January 26, 2017
One Book One SFU: The Argonauts
Maggie Nelson is the author of nine books of poetry and prose, many of which have become cult classics defying categorization. Her nonfiction titles include the National Book Critics Circle Award winner and New York Times bestseller The Argonauts (2015), The Art of Cruelty: A Reckoning (2011), Bluets (2009), The Red Parts (2007), and Women, the New York School, and Other True Abstractions (2007). Her poetry titles include Something Bright, Then Holes (2007) and Jane: A Murder (200). Nelson was granted a MacArthur Fellowship in 2016. She has been the recipient of a Guggenheim Fellowship in Nonfiction, an NEA in Poetry, a Literature Fellowship from Creative Capital, and an Arts Writers Fellowship from the Andy Warhol Foundation. She holds a Ph.D. in English Literature from the Graduate Center of the City University of New York, and has taught literature, writing, criticism and theory at the New School, Pratt Institute, and Wesleyan University. Since 2005 she has been on the faculty of the School of Critical Studies at CalArts, where she currently directs the MFA Creative Writing Program. She lives in Los Angeles.
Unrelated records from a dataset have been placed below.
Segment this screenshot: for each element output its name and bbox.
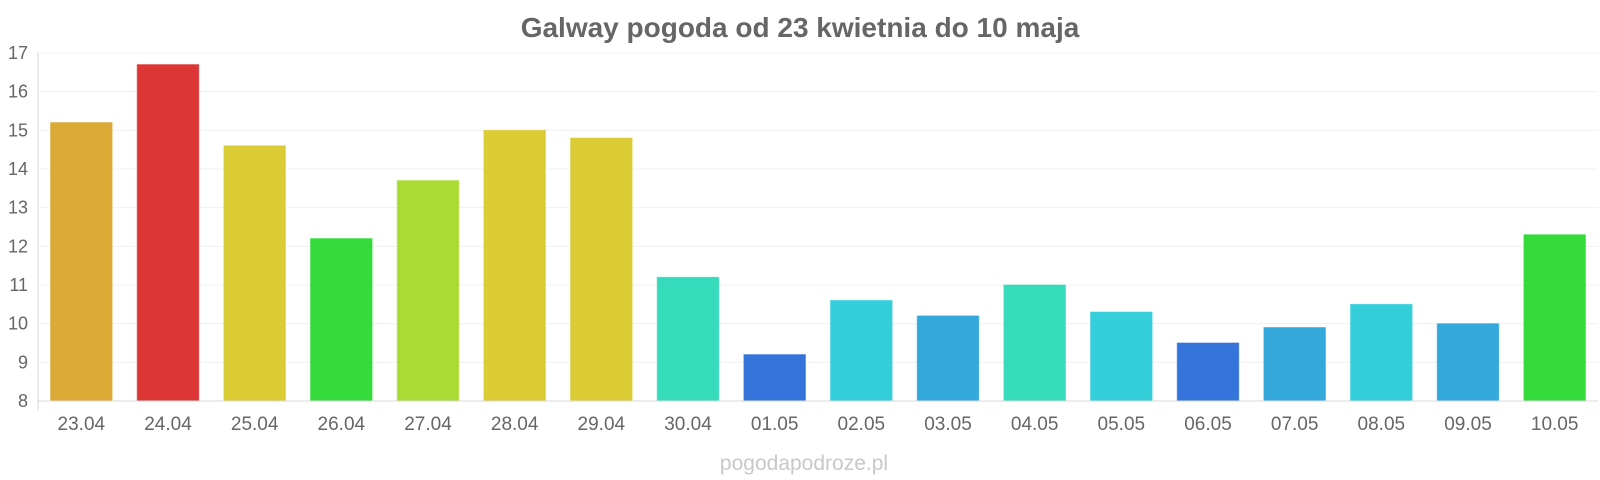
- y-tick-label: 15: [8, 120, 28, 140]
- x-tick-label: 30.04: [664, 414, 712, 435]
- bar-01.05: [743, 354, 806, 402]
- bar-03.05: [916, 315, 980, 402]
- bar-29.04: [570, 137, 633, 402]
- y-tick-label: 9: [18, 352, 28, 372]
- y-tick-label: 16: [8, 82, 28, 102]
- y-tick-label: 14: [8, 159, 28, 179]
- chart-title: Galway pogoda od 23 kwietnia do 10 maja: [521, 12, 1080, 43]
- x-tick-label: 26.04: [318, 414, 366, 435]
- x-tick-label: 25.04: [231, 414, 279, 435]
- bar-24.04: [136, 64, 200, 402]
- x-axis-ticks: 23.04 24.04 25.04 26.04 27.04 28.04 29.04 30.04…: [58, 414, 1579, 435]
- y-tick-label: 8: [18, 391, 28, 411]
- bar-10.05: [1523, 234, 1586, 402]
- bar-23.04: [50, 122, 113, 402]
- bar-08.05: [1350, 303, 1413, 402]
- y-tick-label: 10: [8, 314, 28, 334]
- x-tick-label: 07.05: [1271, 414, 1319, 435]
- x-tick-label: 28.04: [491, 414, 539, 435]
- bar-26.04: [310, 238, 373, 402]
- bar-05.05: [1090, 311, 1153, 402]
- x-tick-label: 27.04: [404, 414, 452, 435]
- bar-04.05: [1003, 284, 1066, 402]
- x-tick-label: 06.05: [1184, 414, 1232, 435]
- y-axis-ticks: 8 9 10 11 12 13 14 15 16 17: [8, 43, 28, 411]
- x-tick-label: 10.05: [1531, 414, 1579, 435]
- x-tick-label: 02.05: [838, 414, 886, 435]
- y-tick-label: 17: [8, 43, 28, 63]
- watermark: pogodapodroze.pl: [720, 452, 888, 475]
- gridlines: [38, 52, 1598, 402]
- bars: [50, 64, 1586, 402]
- x-tick-label: 29.04: [578, 414, 626, 435]
- y-tick-label: 11: [9, 275, 28, 295]
- x-tick-label: 01.05: [751, 414, 799, 435]
- x-tick-label: 09.05: [1444, 414, 1492, 435]
- x-tick-label: 24.04: [144, 414, 192, 435]
- bar-07.05: [1263, 327, 1326, 402]
- bar-30.04: [656, 276, 720, 402]
- bar-25.04: [223, 145, 286, 402]
- x-tick-label: 23.04: [58, 414, 106, 435]
- x-tick-label: 05.05: [1098, 414, 1146, 435]
- y-tick-label: 12: [8, 236, 28, 256]
- x-tick-label: 03.05: [924, 414, 972, 435]
- bar-28.04: [483, 129, 546, 402]
- bar-02.05: [830, 299, 893, 402]
- bar-27.04: [396, 180, 460, 402]
- bar-09.05: [1436, 323, 1500, 402]
- bar-06.05: [1176, 342, 1240, 402]
- y-tick-label: 13: [8, 198, 28, 218]
- x-tick-label: 08.05: [1358, 414, 1406, 435]
- x-tick-label: 04.05: [1011, 414, 1059, 435]
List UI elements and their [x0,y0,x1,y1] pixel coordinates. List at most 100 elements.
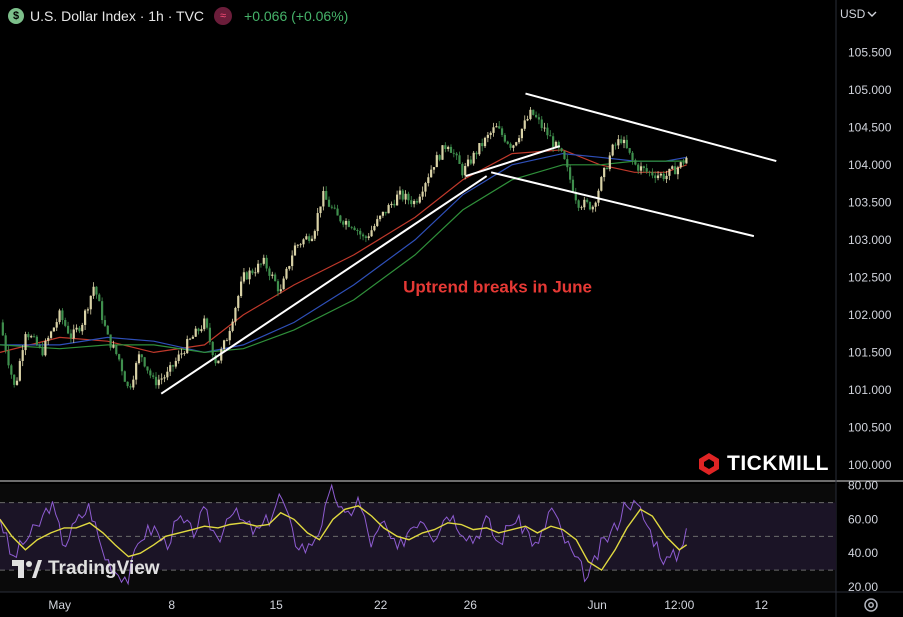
candle-body [75,327,78,330]
candle-body [143,357,146,367]
candle-body [466,159,470,167]
candle-body [520,128,524,139]
candle-body [217,360,220,364]
candle-body [137,354,141,364]
candle-body [208,327,211,342]
candle-body [92,286,95,296]
time-tick-label: 12:00 [664,598,694,612]
candle-body [418,196,421,203]
candle-body [21,350,24,362]
candle-body [685,157,688,164]
candle-body [563,151,566,160]
candle-body [271,274,274,276]
candle-body [625,139,628,149]
candle-body [605,167,609,170]
currency-label: USD [840,7,866,21]
candle-body [500,128,504,135]
candle-body [279,289,282,292]
candle-body [115,345,118,355]
candle-body [552,136,555,147]
candle-body [248,270,251,280]
trendlines [160,92,777,395]
candle-body [526,119,529,121]
candle-body [305,236,308,240]
candle-body [444,145,447,150]
time-tick-label: 26 [464,598,478,612]
symbol-title[interactable]: U.S. Dollar Index · 1h · TVC [30,8,205,24]
candle-body [237,296,240,308]
candle-body [622,139,626,144]
price-tick-label: 100.500 [848,420,892,434]
candle-body [481,143,484,147]
candle-body [659,173,662,176]
candle-body [668,168,671,176]
time-tick-label: 12 [755,598,769,612]
currency-selector[interactable]: USD [840,4,890,24]
candle-body [30,336,33,338]
candle-body [671,166,674,169]
candle-body [52,327,55,332]
candle-body [101,301,104,321]
candle-body [665,175,668,180]
candle-body [506,141,509,144]
candle-body [614,144,617,146]
axes: 105.500 105.000 104.500 104.000 103.500 103.0… [48,45,891,612]
candle-body [336,208,339,216]
candle-body [401,190,404,200]
candle-body [319,206,322,214]
candle-body [146,366,149,371]
candle-body [566,159,569,168]
candle-body [41,346,44,356]
price-change: +0.066 (+0.06%) [244,8,349,24]
candle-body [594,202,597,207]
candle-body [637,164,640,171]
price-tick-label: 102.500 [848,270,892,284]
candle-body [427,177,430,184]
candle-body [645,168,648,172]
gear-icon[interactable] [862,596,880,614]
candle-body [259,263,263,265]
candle-body [534,114,538,118]
candle-body [245,272,248,280]
candle-body [591,206,594,210]
candle-body [242,272,246,282]
rsi-tick-label: 60.00 [848,512,878,526]
candle-body [384,211,387,214]
candle-body [268,268,271,276]
candle-body [600,177,603,191]
time-tick-label: Jun [587,598,606,612]
candle-body [458,155,461,164]
candle-body [574,192,577,201]
candle-body [449,146,453,153]
candle-body [673,166,677,175]
candle-body [103,320,107,326]
candle-body [333,207,336,209]
candle-body [55,322,58,328]
candle-body [415,200,419,203]
chevron-down-icon [867,11,877,17]
candle-body [410,200,413,205]
candle-body [58,310,61,323]
tradingview-wordmark: TradingView [48,558,160,579]
trendline-1 [465,145,561,178]
candle-body [495,126,498,128]
candle-body [194,328,197,337]
candle-body [191,336,194,339]
candle-body [1,322,4,336]
candle-body [47,337,50,341]
trendline-3 [490,171,755,238]
candle-body [347,220,350,227]
candle-body [381,211,385,216]
candle-body [308,236,311,241]
candle-body [120,359,124,372]
candle-body [49,331,53,338]
candle-body [285,268,288,279]
candle-body [83,310,87,325]
tickmill-logo: TICKMILL [697,452,829,476]
candle-body [214,355,217,364]
candle-body [288,266,291,269]
candle-body [447,146,450,150]
candle-body [291,255,294,267]
indicator-icon[interactable]: ≈ [214,7,233,25]
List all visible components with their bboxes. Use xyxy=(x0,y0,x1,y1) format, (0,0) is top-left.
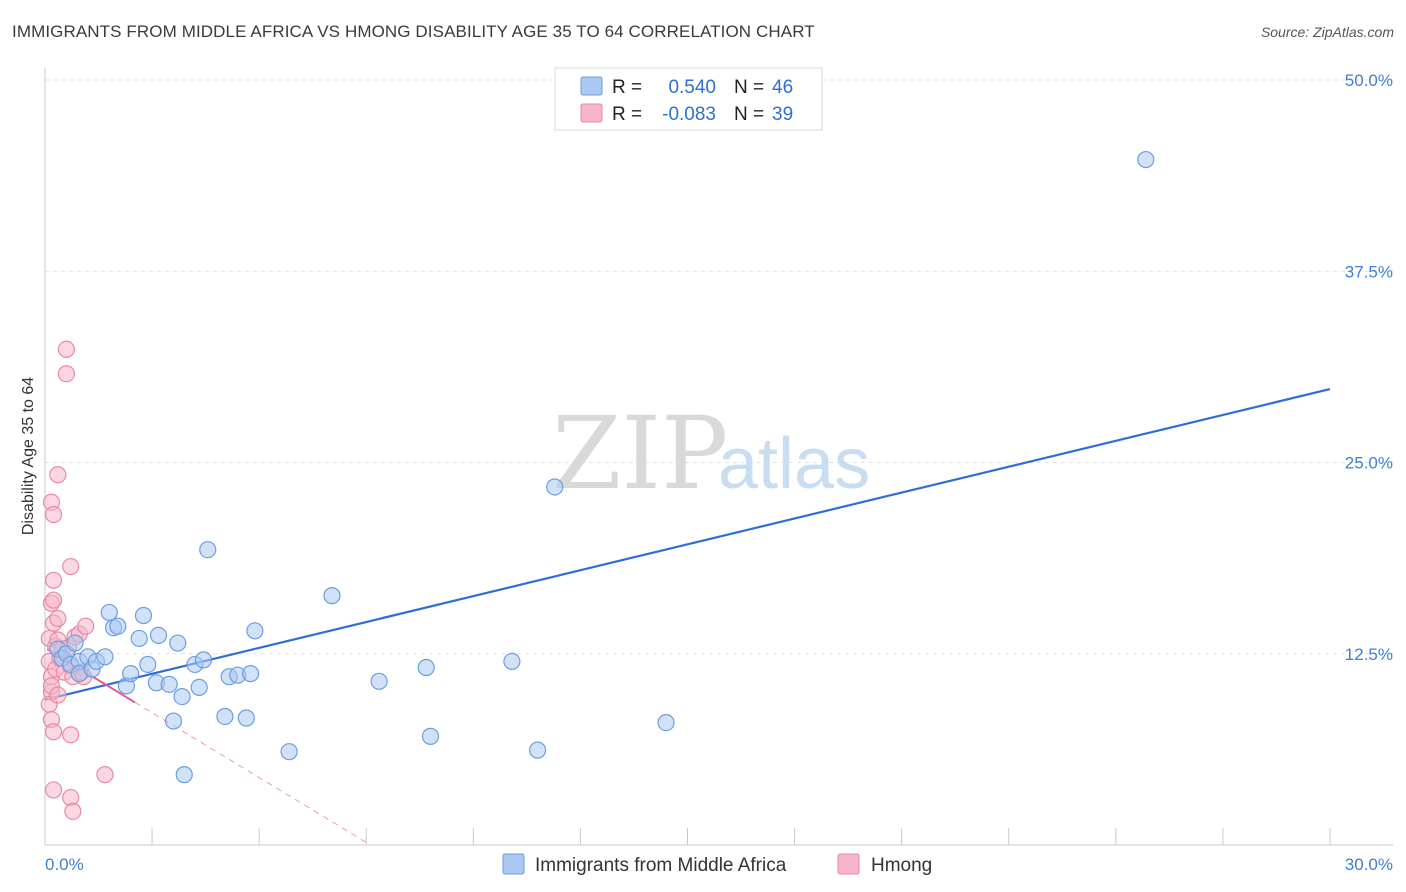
series-swatch-hmong xyxy=(837,853,860,875)
legend-swatch-pink xyxy=(580,103,603,123)
middle-africa-point xyxy=(169,634,187,652)
legend-n-label-1: N = xyxy=(734,77,764,98)
middle-africa-point xyxy=(246,622,264,640)
watermark: ZIP atlas xyxy=(552,395,870,512)
legend-r-value-2: -0.083 xyxy=(662,104,716,125)
middle-africa-point xyxy=(173,687,191,706)
middle-africa-point xyxy=(96,648,114,666)
middle-africa-point xyxy=(546,478,564,496)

Amber Dawn is a writer living on unceded territory of the Musqueam, Squamish and Tsleil-Waututh First Nations (Vancouver, Canada). Her memoir How Poetry Saved My Life: A Hustler’s Memoir won the 2013 Vancouver Book Award. She is the author of the Lambda Award-winning novel Sub Rosa, and editor of the anthologies Fist of the Spider Women: Fear and Queer Desire and With A Rough Tongue. Her newest book Where the words and my body begins is a collection of glosa form poems. She currently teaches creative writing at Douglas College and the University of British Columbia, as well as volunteer mentors at several community-driven art and healing spaces.